Морис Леблан - Хрустальная пробка
Затем он решительно обратился к Клариссе:
— Бодрее, сударыня. Приказываю вам это во имя Жильбера.
Держа Клариссу, как манекен, за руки, поддерживая ее, чуть не неся ее, Люпен спустился по коридорам и по лестницам, вышел во двор, затем в другой и наконец очутился на улице.
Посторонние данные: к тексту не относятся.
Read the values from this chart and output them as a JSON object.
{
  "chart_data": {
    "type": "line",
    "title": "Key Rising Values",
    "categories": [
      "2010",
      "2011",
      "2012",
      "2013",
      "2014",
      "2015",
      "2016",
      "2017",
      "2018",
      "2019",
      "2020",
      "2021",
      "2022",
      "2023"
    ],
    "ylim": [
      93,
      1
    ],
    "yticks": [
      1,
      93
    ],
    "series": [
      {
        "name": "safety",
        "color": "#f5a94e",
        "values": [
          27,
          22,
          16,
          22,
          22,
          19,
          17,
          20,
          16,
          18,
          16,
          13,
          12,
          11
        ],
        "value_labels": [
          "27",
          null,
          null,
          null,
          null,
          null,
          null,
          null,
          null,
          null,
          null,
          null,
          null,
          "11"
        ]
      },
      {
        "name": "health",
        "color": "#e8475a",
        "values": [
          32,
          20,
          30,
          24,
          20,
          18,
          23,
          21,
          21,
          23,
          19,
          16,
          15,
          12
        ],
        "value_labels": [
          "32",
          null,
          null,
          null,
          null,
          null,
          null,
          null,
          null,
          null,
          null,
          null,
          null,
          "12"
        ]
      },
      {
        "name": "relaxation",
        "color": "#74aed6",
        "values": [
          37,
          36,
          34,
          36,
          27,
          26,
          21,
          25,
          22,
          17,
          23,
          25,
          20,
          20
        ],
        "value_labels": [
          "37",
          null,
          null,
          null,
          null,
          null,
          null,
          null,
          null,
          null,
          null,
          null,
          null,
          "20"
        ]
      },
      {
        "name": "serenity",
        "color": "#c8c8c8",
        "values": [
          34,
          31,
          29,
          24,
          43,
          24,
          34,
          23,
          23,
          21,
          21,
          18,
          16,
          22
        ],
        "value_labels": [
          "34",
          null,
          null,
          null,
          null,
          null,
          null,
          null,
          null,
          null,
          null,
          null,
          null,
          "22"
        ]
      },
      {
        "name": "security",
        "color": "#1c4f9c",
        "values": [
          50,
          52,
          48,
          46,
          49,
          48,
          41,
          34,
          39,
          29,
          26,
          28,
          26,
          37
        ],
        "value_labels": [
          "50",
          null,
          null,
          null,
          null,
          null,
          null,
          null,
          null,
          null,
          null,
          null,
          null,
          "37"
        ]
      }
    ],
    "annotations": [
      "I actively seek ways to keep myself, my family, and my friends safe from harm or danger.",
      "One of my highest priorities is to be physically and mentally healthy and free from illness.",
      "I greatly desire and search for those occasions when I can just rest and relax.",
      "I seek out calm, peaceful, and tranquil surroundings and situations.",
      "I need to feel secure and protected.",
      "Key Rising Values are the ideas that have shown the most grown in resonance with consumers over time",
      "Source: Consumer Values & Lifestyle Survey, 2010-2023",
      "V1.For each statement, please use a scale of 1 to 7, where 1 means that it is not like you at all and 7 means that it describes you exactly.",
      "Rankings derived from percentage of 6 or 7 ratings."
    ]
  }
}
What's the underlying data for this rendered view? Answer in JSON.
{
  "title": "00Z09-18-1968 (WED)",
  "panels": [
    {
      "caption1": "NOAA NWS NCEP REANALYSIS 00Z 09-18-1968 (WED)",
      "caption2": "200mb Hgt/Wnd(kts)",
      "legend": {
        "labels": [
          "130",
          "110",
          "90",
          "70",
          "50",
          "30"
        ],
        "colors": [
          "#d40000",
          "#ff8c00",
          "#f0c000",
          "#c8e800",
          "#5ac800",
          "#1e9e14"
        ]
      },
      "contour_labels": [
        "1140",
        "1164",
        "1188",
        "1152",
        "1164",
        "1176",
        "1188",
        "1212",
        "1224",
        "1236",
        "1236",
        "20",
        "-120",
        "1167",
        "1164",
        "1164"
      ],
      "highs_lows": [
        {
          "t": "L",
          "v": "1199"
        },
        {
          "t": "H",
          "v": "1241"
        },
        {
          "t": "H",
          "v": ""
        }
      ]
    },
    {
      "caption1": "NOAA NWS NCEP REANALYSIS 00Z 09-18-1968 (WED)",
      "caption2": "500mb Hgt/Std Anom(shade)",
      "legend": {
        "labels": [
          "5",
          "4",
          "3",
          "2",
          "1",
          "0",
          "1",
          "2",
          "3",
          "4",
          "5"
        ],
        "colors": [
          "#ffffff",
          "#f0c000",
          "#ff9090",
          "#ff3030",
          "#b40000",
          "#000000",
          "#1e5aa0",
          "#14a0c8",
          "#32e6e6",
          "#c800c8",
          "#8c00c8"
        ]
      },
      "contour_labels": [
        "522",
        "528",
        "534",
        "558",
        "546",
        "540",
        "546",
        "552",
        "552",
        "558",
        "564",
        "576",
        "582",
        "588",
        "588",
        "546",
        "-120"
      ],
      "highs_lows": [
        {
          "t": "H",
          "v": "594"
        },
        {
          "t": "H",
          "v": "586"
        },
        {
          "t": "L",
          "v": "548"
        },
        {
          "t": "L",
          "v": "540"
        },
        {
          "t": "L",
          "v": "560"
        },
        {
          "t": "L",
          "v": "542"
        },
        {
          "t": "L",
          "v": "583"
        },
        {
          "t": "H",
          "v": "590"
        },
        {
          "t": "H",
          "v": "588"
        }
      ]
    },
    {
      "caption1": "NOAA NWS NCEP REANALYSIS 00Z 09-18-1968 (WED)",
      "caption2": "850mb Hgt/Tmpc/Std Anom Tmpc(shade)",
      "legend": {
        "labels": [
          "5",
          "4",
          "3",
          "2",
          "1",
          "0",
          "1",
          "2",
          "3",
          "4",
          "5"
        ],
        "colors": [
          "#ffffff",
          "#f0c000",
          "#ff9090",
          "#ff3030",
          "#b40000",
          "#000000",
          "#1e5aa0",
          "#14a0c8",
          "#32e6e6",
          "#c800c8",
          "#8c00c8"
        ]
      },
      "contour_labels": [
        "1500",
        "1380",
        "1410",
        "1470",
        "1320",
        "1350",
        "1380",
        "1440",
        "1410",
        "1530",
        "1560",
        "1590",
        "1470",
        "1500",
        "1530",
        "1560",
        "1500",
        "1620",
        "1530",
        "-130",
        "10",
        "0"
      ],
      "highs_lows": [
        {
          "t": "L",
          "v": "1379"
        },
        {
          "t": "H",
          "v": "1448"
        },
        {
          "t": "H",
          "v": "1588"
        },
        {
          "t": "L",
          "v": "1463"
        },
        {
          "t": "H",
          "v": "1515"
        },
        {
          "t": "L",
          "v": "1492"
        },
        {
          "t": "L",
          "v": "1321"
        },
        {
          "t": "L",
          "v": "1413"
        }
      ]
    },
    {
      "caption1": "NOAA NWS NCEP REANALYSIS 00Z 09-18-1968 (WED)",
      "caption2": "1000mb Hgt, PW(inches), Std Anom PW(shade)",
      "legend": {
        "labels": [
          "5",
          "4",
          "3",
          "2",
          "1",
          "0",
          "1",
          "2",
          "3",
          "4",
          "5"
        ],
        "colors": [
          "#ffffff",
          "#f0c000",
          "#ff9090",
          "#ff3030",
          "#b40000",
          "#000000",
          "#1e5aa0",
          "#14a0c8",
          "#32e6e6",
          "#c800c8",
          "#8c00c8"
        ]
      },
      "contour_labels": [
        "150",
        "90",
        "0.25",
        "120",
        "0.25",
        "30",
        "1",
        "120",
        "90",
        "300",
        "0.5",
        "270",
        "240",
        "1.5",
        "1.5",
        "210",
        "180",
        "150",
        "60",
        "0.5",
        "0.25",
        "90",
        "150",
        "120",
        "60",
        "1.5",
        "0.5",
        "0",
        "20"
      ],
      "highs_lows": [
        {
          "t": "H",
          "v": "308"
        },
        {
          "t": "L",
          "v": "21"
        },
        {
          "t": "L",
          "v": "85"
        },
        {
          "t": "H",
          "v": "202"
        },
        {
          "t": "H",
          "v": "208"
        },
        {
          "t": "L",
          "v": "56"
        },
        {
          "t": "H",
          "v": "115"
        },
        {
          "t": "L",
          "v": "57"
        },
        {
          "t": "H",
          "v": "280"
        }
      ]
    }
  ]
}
Между тем Прасвилль, вначале как будто оглушенный событиями, мало-помалу пришел в себя и приобрел способность рассуждать. Он размышлял о роли Николя, который в начале сцены был простым статистом, советником Клариссы, человеком, за которого ухватываются в тяжелые минуты жизни, и который в последнюю минуту проявил себя решительным, авторитетным, полным энергии, даже дерзости, готовым опрокинуть все препятствия на своем пути.
Кто мог так держать себя?
Прасвилль вздрогнул. Ответ напрашивался сам собой с полной очевидностью. Доказательства так и посыпались, одно убедительнее другого. Оставалось лишь одно обстоятельство, смущавшее Прасвилля. Внешность Николя не имела сходства даже отдаленного с известными фотографиями Арсена Люпена: совершенно другой овал и цвет лица, форма рта, выражение лица, волосы, словом, ни одной приметы, подходящей к описанию авантюриста. Но разве он забыл, что вся сила Люпена заключалась именно в этом необычайном уменье превращаться в другое существо. Итак, сомнений не было.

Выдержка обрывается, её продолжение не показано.